The value of public goods
The amount of resources on the planet has not changed over the past fifty, a hundred or even ten thousand years (perhaps with the minor exception of accumulated asteroid dust over time). And yet, with the same material resources as were at the disposal of cavemen, we are fantastically more prosperous and have exponentially more goods and services available to us.
The amount of resources didnβt change, but what changed was our understanding of science, improved engineering knowledge, extraction and refining techniques, logistics, infrastructure, organizational paradigms, financial models, labor practices, sociological and psychological methods, and so on and so on. All these innovations produced the economic growth and material wealth we have today.
What all these innovations have in common is that they are all resources that can be made accessible to everyone as public goods! Allowing access to such knowledge without restrictions would also be the maximally economically efficient condition (given that the people are properly compensated for producing these public goods), since the maximal number of people would be able to apply the knowledge to produce goods and services more efficiently.

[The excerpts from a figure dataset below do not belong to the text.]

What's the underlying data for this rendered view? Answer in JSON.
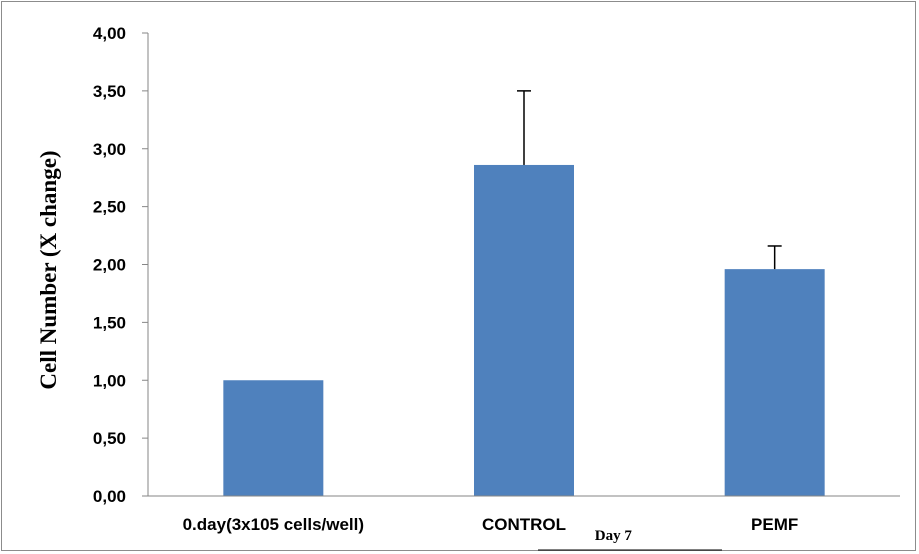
{
  "chart_data": {
    "type": "bar",
    "categories": [
      "0.day(3x105 cells/well)",
      "CONTROL",
      "PEMF"
    ],
    "values": [
      1.0,
      2.86,
      1.96
    ],
    "error_upper": [
      0,
      0.64,
      0.2
    ],
    "title": "",
    "xlabel": "",
    "ylabel": "Cell Number (X change)",
    "ylim": [
      0,
      4
    ],
    "yticks": [
      "0,00",
      "0,50",
      "1,00",
      "1,50",
      "2,00",
      "2,50",
      "3,00",
      "3,50",
      "4,00"
    ],
    "group_label": "Day 7",
    "grid": false,
    "bar_color": "#4F81BD"
  }
}
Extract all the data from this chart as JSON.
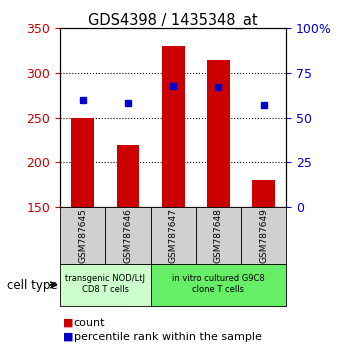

If public goods produce real economic growth, and people need to be compensated for creating public goods, what should be the proper compensation level? We argue that the proper (and optimal) compensation level should be equivalent to the monetary value associated with the resulting economic growth. We further argue that, given the inability of markets to price public goods, and the inefficacy of centralized authority to fund such goods, what is needed to solve the problem of public goods is a decentralized economic model that can credibly estimate the economic value of public goods and compensate individuals through a value-preserving coin inflation mechanism.